Толпа распалась на несколько групп: одни следовали за хозяйкой коровы, другие усердно изливали гнев и лупили визжащего вора. Прочие торопились за паломником на удалении, одновременно почетном и позволяющем не задохнуться в луковой святости.
Кровь у побитой девчонки еще капала с губы и из носа, скула налилась здоровенным синяком. Ичивари тяжело вздохнул, глядя сверху вниз на новую неприятность. Сам ввязался, винить некого…
– Что мне с тобой делать? – уточнил он вслух.
– Все одно арпа она, – лениво сообщил парень, открывая оконце и обмахивая полотенцем ставни. – Не за корову, так просто по пьяни пришибут. Глаз у ней острый и губа особенная. В обитель света надобно бы отдать, пусть там отмаливают. Или уж забери ее до пещер, святой человек. Говорят, там всякие чудеса творятся, может, Дарующий и ей вымеряет что годное от щедрот…
– А родня? – зацепился за последнюю надежду Ичивари.
– Так прижил ее хозяин от кого-то. Поди ж не зря под дверь подкинули, он не оспорил, в дом занес и растил, – охотно изложил парень историю доброты табернщика, опираясь локтями о подоконник и отлынивая от дел. Даже полотенце бросил. – Арпа, и не сомневайся. Мы и без чужих людей разбираем, где в чаше света трещина. Давно замечать стали: то молоко скиснет, то дождь зарядит не ко времени. Да и мужиков она приваживает, будто липким чем намазана.
– Ты язык-то прикуси, – хмуро посоветовал Ичивари. – Совсем ведь дитя… На вот медяшку, собери что попроще поесть… ну, в дорогу. – Он повернулся к арпе. – Так что мне делать-то, а?
– Я с тобой, – решилась заговорить девчонка, с надеждой глядя на чужака. – Умоляю, добрый господин. Я буду тебе ноги целовать и…
– Как звать?
– Лаура.
– Лаура… – Ичивари усмехнулся, выговаривая знакомое имя и примеряя его к новому человеку. Принял мешок с едой, не глядя и не проверяя, привязал к палке и поднял на плечо. – А я Костес. Пошли. Пристрою там, где люди подобрее здешних.

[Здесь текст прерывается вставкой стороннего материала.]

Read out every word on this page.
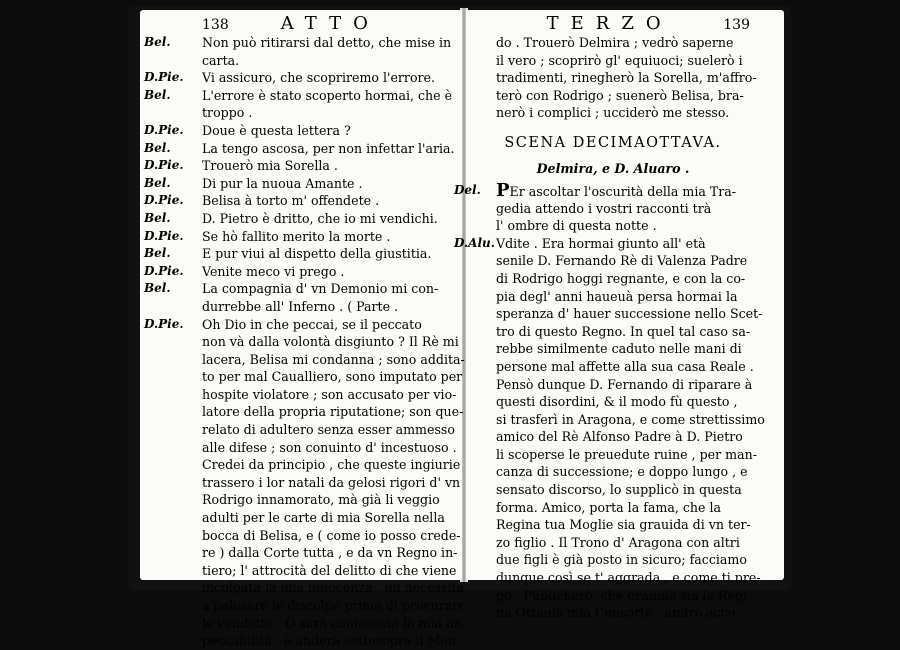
138	ATTO
Bel. Non può ritirarsi dal detto, che mise in
carta.
D.Pie. Vi assicuro, che scopriremo l'errore.
Bel. L'errore è stato scoperto hormai, che è
troppo .
D.Pie. Doue è questa lettera ?
Bel. La tengo ascosa, per non infettar l'aria.
D.Pie. Trouerò mia Sorella .
Bel. Di pur la nuoua Amante .
D.Pie. Belisa à torto m' offendete .
Bel. D. Pietro è dritto, che io mi vendichi.
D.Pie. Se hò fallito merito la morte .
Bel. E pur viui al dispetto della giustitia.
D.Pie. Venite meco vi prego .
Bel. La compagnia d' vn Demonio mi con-
durrebbe all' Inferno . ( Parte .
D.Pie. Oh Dio in che peccai, se il peccato
non và dalla volontà disgiunto ? Il Rè mi
lacera, Belisa mi condanna ; sono addita-
to per mal Caualliero, sono imputato per
hospite violatore ; son accusato per vio-
latore della propria riputatione; son que-
relato di adultero senza esser ammesso
alle difese ; son conuinto d' incestuoso .
Credei da principio , che queste ingiurie
trassero i lor natali da gelosi rigori d' vn
Rodrigo innamorato, mà già li veggio
adulti per le carte di mia Sorella nella
bocca di Belisa, e ( come io posso crede-
re ) dalla Corte tutta , e da vn Regno in-
tiero; l' attrocità del delitto di che viene
incolpata la mia innocenza , mi necessita
a palesare le discolpe prima di procurare
le vendette . O sarà confessata la mia im-
peccabilità , ò anderà sottosopra il Mon-
TERZO	139
do . Trouerò Delmira ; vedrò saperne
il vero ; scoprirò gl' equiuoci; suelerò i
tradimenti, rinegherò la Sorella, m'affro-
terò con Rodrigo ; suenerò Belisa, bra-
nerò i complici ; ucciderò me stesso.
SCENA DECIMAOTTAVA.
Delmira, e D. Aluaro .
Del. PEr ascoltar l'oscurità della mia Tra-
gedia attendo i vostri racconti trà
l' ombre di questa notte .
D.Alu. Vdite . Era hormai giunto all' età
senile D. Fernando Rè di Valenza Padre
di Rodrigo hoggi regnante, e con la co-
pia degl' anni haueuà persa hormai la
speranza d' hauer successione nello Scet-
tro di questo Regno. In quel tal caso sa-
rebbe similmente caduto nelle mani di
persone mal affette alla sua casa Reale .
Pensò dunque D. Fernando di riparare à
questi disordini, & il modo fù questo ,
si trasferì in Aragona, e come strettissimo
amico del Rè Alfonso Padre à D. Pietro
li scoperse le preuedute ruine , per man-
canza di successione; e doppo lungo , e
sensato discorso, lo supplicò in questa
forma. Amico, porta la fama, che la
Regina tua Moglie sia grauida di vn ter-
zo figlio . Il Trono d' Aragona con altri
due figli è già posto in sicuro; facciamo
dunque così se t' aggrada , e come ti pre-
go . Publicherò, che grauida sia la Regi-
na Ottauia mia Consorte ; andrò acco-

Девчонка неуверенно улыбнулась, вскочила, снова вцепилась в пояс и заспешила рядом, пытаясь приладиться к широкому и уверенному шагу паломника. Дважды она оборачивалась и показывала таберне язык, хихикала и приплясывала. Иногда оттягивала пояс и заглядывала махигу в лицо, пытаясь понять, как бы угодить ему или хотя бы не вызвать гнева… Корова уже брела через поля, невозмутимо пережевывая сочную траву. Впереди рысью поспешала хозяйка, размахивая руками и охая:
– Отдарить-то, эй, люди! Уйдет ведь, поля не благословив! Да что же вы…
Ичивари хмыкнул, широким жестом начертил знак света и зашагал быстрее. Он не ощущал после посещения деревни ничего, кроме гадливости и желания отмыться. По отношению к девчонке испытывал некоторое смутное и малопонятное
– Ты хочешь стать гратио или уйдешь в закрытую обитель? – Лаура решила вслух уточнить важное для себя.

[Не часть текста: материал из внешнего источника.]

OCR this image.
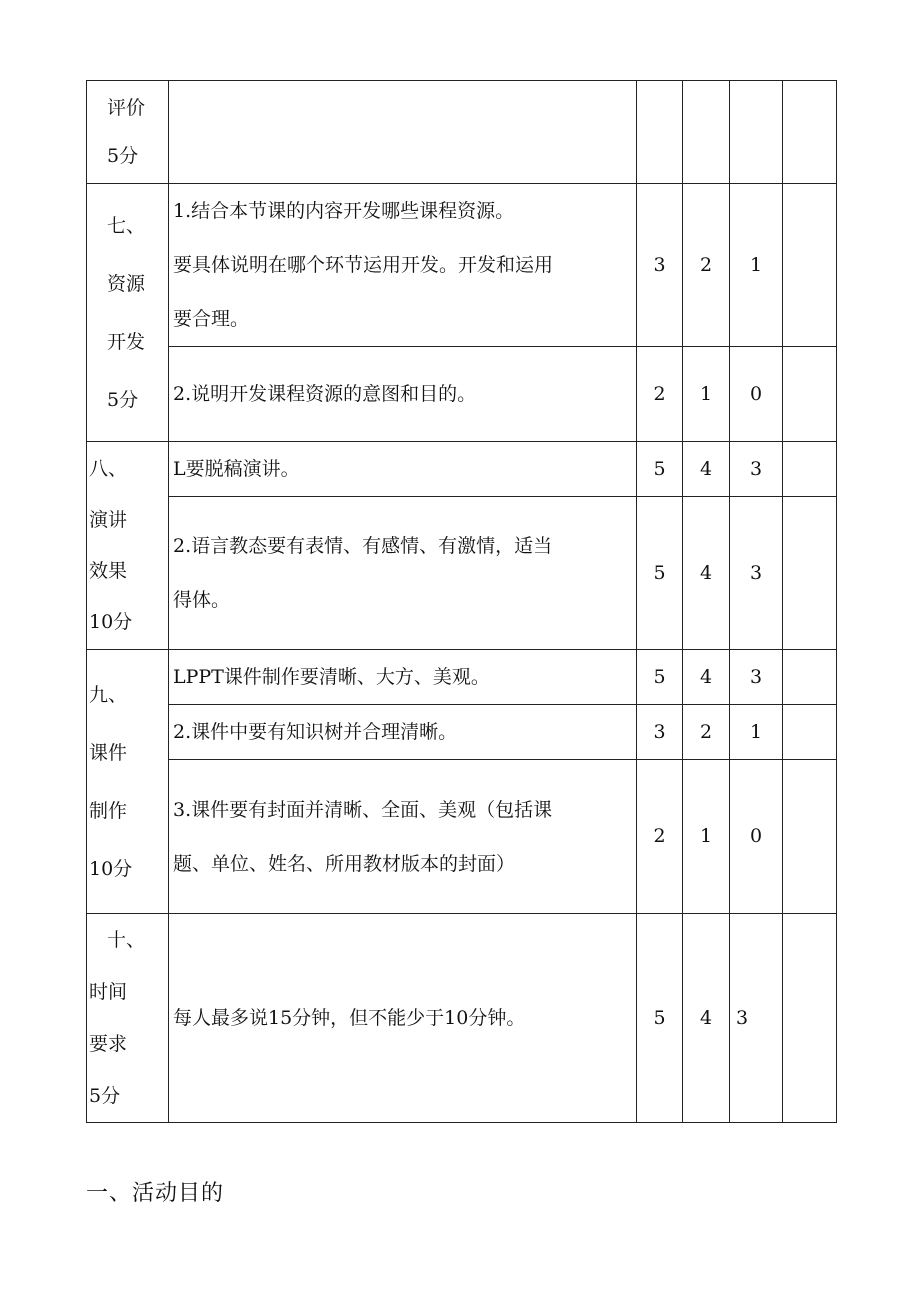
评价
5分					

七、
资源
开发
5分	1.结合本节课的内容开发哪些课程资源。
要具体说明在哪个环节运用开发。开发和运用
要合理。	3	2	1	

	2.说明开发课程资源的意图和目的。	2	1	0	

八、
演讲
效果
10分	L要脱稿演讲。	5	4	3	

	2.语言教态要有表情、有感情、有激情，适当
得体。	5	4	3	

九、
课件
制作
10分	LPPT课件制作要清晰、大方、美观。	5	4	3	

	2.课件中要有知识树并合理清晰。	3	2	1	

	3.课件要有封面并清晰、全面、美观（包括课
题、单位、姓名、所用教材版本的封面）	2	1	0	

十、
时间
要求
5分	每人最多说15分钟，但不能少于10分钟。	5	4	3	
一、活动目的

– Я иду к пещерам. Пока это все. У меня плохо с памятью, и я надеюсь на чудо.
– Ны-ы, то есть ты не чернорукавник, – обрадовалась попутчица и еще плотнее прильнула к боку. – Это хорошо.
– Я тебе куклу сделаю, – серьезно пообещал Ичивари, за шиворот оттягивая подальше в сторону липкую – прав был тот парень! – девчонку. – Тебе сколько лет?
– Почти пятнадцать, – заулыбалась Лаура, старательно показывая зубы, довольно ровные и всего с одной дыркой на месте выбитого или вырванного.
– Вот и играй с куклами, а меня не трожь, ясно? Не то выломаю прут и отхожу по заду так, что хвост отвалится.
– Тоже мне святой… У меня нет хвоста! – со слезами в голосе закричала Лаура и даже попыталась задрать подол. – Я не арпа, я обычная, почему все сразу пальцем тычут?
– Обычная? Так и веди себя обычно, без липкости! – во весь дух рявкнул махиг, с криком выпуская злость. Тише добавил: – Иди вон обочиной и гляди на цветочки. Ясно?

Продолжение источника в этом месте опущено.